PKS: Mahar Politik Ibarat Sampah dalam Demokrasi

Pilkada (ilustrasi)
Foto: Republika/Yogi Ardhi
Pilkada (ilustrasi)

REPUBLIKA.CO.ID, JAKARTA -- Sekretaris Bidang Polhukam DPP PKS, Suhud Alynudin menyatakan, mahar politik itu ibarat residu atau sampah dalam demokrasi. Sehingga, pihaknya juga merekomendasikan adanya pembatasan biaya kampanye untuk mengatasi politik berbiaya tinggi.

"Padahal, itu bisa diminimalisir dengan pemanfaatan mesin partai dan partisipasi kader dan aturan pembatasan biaya kampanye," kata Suhud Alynudin dalam rilis PKS, Senin.

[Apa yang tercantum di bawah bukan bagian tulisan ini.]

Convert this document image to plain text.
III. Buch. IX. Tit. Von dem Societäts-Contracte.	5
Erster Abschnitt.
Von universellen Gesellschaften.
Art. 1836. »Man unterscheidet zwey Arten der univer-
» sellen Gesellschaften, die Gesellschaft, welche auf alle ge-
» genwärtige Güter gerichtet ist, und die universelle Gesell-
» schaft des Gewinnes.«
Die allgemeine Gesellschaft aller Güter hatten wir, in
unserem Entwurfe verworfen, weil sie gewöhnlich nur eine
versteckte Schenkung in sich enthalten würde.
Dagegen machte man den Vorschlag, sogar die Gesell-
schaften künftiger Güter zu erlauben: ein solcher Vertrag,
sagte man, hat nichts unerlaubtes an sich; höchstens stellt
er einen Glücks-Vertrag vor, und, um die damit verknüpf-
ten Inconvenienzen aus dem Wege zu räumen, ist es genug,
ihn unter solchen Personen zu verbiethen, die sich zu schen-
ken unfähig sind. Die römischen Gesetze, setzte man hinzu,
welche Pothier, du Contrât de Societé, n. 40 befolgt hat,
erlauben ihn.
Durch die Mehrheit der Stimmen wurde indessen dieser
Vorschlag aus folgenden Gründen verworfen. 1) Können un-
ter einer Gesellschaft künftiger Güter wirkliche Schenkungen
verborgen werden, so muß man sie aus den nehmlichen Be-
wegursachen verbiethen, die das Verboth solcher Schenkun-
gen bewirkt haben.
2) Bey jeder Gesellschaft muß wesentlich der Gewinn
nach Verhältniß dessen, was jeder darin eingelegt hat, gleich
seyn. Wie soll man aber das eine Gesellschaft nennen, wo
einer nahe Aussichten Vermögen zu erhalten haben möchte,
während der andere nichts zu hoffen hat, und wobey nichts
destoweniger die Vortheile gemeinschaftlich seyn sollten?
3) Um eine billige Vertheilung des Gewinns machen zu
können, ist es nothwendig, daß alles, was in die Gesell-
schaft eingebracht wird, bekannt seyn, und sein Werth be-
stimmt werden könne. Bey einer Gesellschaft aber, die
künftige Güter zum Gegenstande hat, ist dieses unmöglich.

Menurut Suhud, saat ini sistem pemilu terbuka yang dianut di Indonesia membuat politik berbiaya mahal. Karena itu, ujar dia, guna menekan penggunaan politik uang secara signifikan, perlu ada regulasi yang tegas memasukkan klausul pembatasan biaya kampanye.

"Jika ingin menutup polemik, maka ganti sistem pemilu atau masukkan klausul pembatasan biaya kampanye dalam undang-undang," katanya.

Badan Pengawas Pemilu (Bawaslu) Jawa Timur akan memanggil Ketua Umum Kamar Dagang Indonesia (Kadin) Jawa Timur, La Nyalla Mahmud Mattalitti, untuk mengklarifikasi pernyataannya terkait mahar politik. Mahar politik itu yang diduga diminta oleh Ketua Umum Partai Gerindra Prabowo Subianto.

"Bawaslu Jatim sudah melayangkan surat ke Pak La Nyalla, kemarin suratnya sudah ada," ujar Anggota Bawaslu RI, Rahmat Bagja di Jakarta, Sabtu (13/1).

Dia menjelaskan surat yang dikirim Bawaslu Jatim ke La Nyalla merupakan surat pemanggilan yang juga berisi permohonan klarifikasi mengenai mahar politik hingga Rp 40 miliar. Mahar yang diduga ditagih Prabowo Subianto sebagai syarat mendapatkan dukungan dari Partai Berlambang Kepala Garuda tersebut untuk maju pada Pilgub Jawa Timur 2018.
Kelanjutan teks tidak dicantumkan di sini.